Georgia Tech athletic director Todd Stansbury had to raid the cookie jar to pay for the hire of new football coach Geoff Collins and his staff.
The transition from coach Paul Johnson to Collins and the hiring of new staff cost the athletic department a little less than $6 million, associate AD for finance and administration Marvin Lewis said Thursday at the quarterly meeting of the Georgia Tech Athletic Association. Tech already was projecting to run a $2.8 million deficit for the fiscal year, but now will be closer to $9 million.
As a result, Tech’s fund balance – its money for a rainy day – has been depleted. It was about $6.65 million at the start of the fiscal year in July.
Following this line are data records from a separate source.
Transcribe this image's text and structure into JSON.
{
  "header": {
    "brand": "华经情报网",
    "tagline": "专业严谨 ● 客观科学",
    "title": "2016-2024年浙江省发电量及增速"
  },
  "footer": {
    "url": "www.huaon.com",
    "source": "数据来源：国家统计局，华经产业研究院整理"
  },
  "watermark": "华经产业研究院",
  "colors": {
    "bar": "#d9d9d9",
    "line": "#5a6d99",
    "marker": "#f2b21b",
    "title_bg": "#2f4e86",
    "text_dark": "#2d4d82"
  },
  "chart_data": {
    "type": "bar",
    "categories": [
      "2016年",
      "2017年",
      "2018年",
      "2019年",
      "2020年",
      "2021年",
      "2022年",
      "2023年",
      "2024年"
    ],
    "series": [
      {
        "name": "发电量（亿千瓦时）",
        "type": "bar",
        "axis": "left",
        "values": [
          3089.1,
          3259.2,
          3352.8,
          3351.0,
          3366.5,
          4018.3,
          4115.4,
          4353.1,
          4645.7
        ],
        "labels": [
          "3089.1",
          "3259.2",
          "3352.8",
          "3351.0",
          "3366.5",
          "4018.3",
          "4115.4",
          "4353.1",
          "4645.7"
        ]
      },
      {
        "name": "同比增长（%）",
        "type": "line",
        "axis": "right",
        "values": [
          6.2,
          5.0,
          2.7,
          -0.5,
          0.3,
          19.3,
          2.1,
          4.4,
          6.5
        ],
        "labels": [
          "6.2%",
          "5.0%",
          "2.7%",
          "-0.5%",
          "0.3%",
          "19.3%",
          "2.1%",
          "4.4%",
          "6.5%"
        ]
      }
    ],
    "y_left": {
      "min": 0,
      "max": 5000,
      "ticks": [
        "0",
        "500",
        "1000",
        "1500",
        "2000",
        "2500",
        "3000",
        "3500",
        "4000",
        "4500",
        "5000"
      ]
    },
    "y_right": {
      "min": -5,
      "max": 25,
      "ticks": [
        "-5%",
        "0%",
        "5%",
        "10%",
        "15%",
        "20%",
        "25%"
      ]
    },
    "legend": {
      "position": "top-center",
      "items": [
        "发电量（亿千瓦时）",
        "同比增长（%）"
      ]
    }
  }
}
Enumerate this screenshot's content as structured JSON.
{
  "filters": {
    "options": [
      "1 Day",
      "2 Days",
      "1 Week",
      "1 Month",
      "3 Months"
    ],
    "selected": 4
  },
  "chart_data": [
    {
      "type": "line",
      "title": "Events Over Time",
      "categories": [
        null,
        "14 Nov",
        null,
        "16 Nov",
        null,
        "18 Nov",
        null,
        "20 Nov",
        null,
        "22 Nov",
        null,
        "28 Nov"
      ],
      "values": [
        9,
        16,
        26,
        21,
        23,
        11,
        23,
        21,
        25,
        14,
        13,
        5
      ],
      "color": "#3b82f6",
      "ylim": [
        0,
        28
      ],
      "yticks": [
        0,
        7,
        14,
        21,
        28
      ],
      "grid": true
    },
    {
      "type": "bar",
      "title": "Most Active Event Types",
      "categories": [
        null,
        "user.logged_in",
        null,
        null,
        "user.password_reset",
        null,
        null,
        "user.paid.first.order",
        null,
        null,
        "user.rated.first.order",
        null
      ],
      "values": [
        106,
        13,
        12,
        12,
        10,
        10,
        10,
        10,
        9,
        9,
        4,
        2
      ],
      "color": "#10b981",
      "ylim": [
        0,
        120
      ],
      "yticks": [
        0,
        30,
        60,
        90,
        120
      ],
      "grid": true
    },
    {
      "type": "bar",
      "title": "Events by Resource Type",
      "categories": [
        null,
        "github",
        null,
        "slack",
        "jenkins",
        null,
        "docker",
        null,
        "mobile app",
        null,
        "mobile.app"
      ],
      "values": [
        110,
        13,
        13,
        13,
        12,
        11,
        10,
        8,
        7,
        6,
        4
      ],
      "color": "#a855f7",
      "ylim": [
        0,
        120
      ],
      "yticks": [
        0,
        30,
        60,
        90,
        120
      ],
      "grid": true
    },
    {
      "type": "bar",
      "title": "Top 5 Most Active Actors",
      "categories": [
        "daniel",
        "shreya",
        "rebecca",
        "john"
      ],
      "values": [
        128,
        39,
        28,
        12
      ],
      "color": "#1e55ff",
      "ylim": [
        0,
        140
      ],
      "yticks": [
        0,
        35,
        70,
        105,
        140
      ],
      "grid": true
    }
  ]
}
“It was a very smooth transition, but we knew there were going to be costs associated with it,” Stansbury told the AJC following the meeting.
With the coaching change, Tech is on the hook for paying the remaining salary for Johnson’s staff (contracts typically run July to June) and then has to start paying Collins and his new hires. Collins did not retain any of Johnson’s 10 assistant coaches and a number of other non-coaching staff and also hired 11 new off-field staff for a variety of roles, including recruiting, strength-and-conditioning and quality control.
Tech also covered Collins’ $2.5 million buyout to Temple – the athletic department paid for it by borrowing from the athletic association endowment fund– and began paying his $3 million salary in January. Also, as Johnson served as his own offensive coordinator, Stansbury had to allot money in a staff pool for an additional coordinator.
As transitions often include a firing and a buyout to the outgoing coach, Tech got off relatively light. Johnson will receive $250,000 annually for the next four years. He would have been owed $4 million had he been fired at the end of the 2018 season. Lewis said that transitions can cost between $10 and $12 million.
“In terms of our transition costs, we feel like, all things considered, we’re in good shape with how the transition’s been handled,” Lewis said.
At the meeting, school president G.P. “Bud” Peterson praised Stansbury for his management of the change.
“Paul felt good, Tech felt good, the fans, the alumni base, all felt good,” Peterson said. “I think Todd did a really nice job. These things are always hard, always challenging.”
Stansbury said that the salary pool for assistant coaches and non-coaching staff is considerably larger than it was for Johnson’s staff. Tech was already on its way to expanding off-field staff, having begun a $400,000 fundraising campaign last winter to fund additional recruiting staff.
Stansbury said that he gave Collins a budget to cover salaries for both assistant coaches and off-field staff such as strength-and-conditioning and recruiting staff. Stansbury said that he wanted to permit Collins to “move the deck chairs around” as he saw fit. Collins has hired a chief of staff and a director of applied sports science, for instance, positions that didn’t exist previously.
“Those are things that I think only the coach knows what they need and what’s important to them,” Stansbury said. “That was a way for us to give him the freedom to build the staff the way that he wanted.”
Tech anticipates that the reserve fund will be restored by fiscal year 2023, with expectations for revenue from the soon-to-launch ACC Network and increased ticket revenues from football. But, in the near future, Stansbury will have to hope there’s no unexpected costs.
“It just doesn’t give you that cushion that you would like to have,” he said. “All of the sudden, you don’t have much of a rainy-day fund. And that’s what the fund balance is for, for unforeseen circumstances – transitioning a football staff, something like that. So now we’ve got to be pretty disciplined in building that back up.”